A quick note on reviews: I have been woefully behind in posting reviews for several months now. I’m going to make a concerted effort to catch up, because I’ve read some fantastic books that I want to tell you about! If you’re inclined, you can be notified of  new posts via email by signing up in that little form on the right. 

Those who are fans of Catriona McPherson’s supremely clever Dandy Gilver series (and if you’re not, you really should be) might be surprised by AS SHE LEFT IT. It’s darker, for sure, and just about impossible to classify…while the sleuth is amateur, it’s certainly not cosy. It is a mystery, yes, but includes quite a lot of psychological suspense.

It is, in a nutshell, it’s a fantastic story populated by some of the best characters I’ve met in recent memory.

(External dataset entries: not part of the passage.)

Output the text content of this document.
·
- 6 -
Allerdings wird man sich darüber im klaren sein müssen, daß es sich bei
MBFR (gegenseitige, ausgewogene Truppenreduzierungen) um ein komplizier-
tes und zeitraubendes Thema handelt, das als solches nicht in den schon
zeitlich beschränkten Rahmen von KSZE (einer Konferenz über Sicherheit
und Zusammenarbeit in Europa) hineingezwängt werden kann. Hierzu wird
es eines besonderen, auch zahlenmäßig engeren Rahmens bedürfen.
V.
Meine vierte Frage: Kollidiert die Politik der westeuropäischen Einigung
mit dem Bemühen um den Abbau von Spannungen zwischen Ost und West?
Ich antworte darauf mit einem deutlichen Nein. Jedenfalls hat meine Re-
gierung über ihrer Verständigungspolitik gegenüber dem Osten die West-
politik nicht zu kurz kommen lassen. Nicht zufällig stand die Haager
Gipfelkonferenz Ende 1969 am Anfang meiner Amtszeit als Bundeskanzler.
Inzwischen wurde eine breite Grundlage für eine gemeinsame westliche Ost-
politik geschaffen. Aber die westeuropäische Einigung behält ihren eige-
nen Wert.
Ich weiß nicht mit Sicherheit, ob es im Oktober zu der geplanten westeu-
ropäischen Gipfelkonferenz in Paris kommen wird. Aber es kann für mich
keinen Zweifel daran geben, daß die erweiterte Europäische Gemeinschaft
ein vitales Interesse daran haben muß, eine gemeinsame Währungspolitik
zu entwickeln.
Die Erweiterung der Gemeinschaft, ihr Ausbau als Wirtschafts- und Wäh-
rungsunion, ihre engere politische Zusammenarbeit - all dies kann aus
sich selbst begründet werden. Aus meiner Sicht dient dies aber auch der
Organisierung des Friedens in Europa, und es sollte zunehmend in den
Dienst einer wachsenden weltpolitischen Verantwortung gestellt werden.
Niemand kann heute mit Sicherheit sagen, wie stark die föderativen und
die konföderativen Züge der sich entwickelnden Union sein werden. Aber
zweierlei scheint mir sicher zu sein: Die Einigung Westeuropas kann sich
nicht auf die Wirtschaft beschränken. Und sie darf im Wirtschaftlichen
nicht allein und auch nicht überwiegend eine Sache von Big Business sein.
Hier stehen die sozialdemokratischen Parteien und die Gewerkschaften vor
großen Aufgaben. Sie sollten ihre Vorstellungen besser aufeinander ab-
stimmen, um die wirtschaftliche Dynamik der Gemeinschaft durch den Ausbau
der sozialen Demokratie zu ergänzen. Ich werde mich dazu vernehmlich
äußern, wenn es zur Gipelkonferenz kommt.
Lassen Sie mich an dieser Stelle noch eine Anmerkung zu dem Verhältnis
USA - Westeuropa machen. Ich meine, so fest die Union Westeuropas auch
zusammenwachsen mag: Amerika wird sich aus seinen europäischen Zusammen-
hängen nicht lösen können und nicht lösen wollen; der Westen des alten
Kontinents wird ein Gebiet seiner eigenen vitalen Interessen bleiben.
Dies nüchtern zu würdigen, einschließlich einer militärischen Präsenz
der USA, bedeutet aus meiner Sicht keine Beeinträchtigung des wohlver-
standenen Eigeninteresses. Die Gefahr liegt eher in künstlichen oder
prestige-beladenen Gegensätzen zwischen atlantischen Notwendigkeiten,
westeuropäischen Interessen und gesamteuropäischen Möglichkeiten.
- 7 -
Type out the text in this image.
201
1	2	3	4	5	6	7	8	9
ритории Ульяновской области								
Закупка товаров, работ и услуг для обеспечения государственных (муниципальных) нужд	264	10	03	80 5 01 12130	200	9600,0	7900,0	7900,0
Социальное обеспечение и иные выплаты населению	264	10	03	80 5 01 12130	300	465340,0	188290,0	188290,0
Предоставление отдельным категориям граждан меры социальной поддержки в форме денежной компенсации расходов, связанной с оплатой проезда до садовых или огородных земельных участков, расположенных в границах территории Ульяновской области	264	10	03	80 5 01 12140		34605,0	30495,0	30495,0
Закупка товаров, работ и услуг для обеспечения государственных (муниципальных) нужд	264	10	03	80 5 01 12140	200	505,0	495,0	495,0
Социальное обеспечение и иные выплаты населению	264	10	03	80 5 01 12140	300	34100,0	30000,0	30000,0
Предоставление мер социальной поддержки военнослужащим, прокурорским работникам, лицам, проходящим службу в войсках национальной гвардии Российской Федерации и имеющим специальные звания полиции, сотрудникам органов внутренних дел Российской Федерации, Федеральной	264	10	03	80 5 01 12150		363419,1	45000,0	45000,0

The story concerns Opal Jones, a young woman who returns to the home where she grew up when her mother dies. She’s been gone for a while—she went to live with her dad as a teenager when her parents split up—and she’s not quite sure what to expect when she gets back.

What she finds are mysteries. Three of them, to be exact, each of which leads her into her own past and psyche, as well as a bunch of interesting physical places, most of which are on just one street.

The first mystery is that of a young boy who vanished without a trace one night when Opal was a child, whose disappearance haunts each of the residents of Mote Street still. The second concerns the family history and background of Fishbo, a now-elderly musician who Opal connected with as a kid. The third is about Opal’s bed. Yes, really. Opal quickly learns that the truth behind each of these mysteries lies in the secrets those involved hold.

In the course of reading books by quite a few Scottish authors this year, I’ve noticed that they seem to have a singular skill in creating secondary characters who jump right off the page, and this is true throughout AS SHE LEFT IT. Opal’s friends, old and new, are each richly drawn and layered; they’re people we want to spend time with, want to know better.

On the primary character front, I’m often annoyed by characters in their early twenties (I suffer from GitOffMyLawnItis), but I liked Opal a lot. She’s not falsely hip and cool, nor is her spunkiness fake. She’s also not a know-it-all; she feels genuine.

Whether your reading tastes run toward noir or you’re more a fan of knitting mysteries, you’ll enjoy AS SHE LEFT IT. There’s nothing guilty about the pleasure in reading it.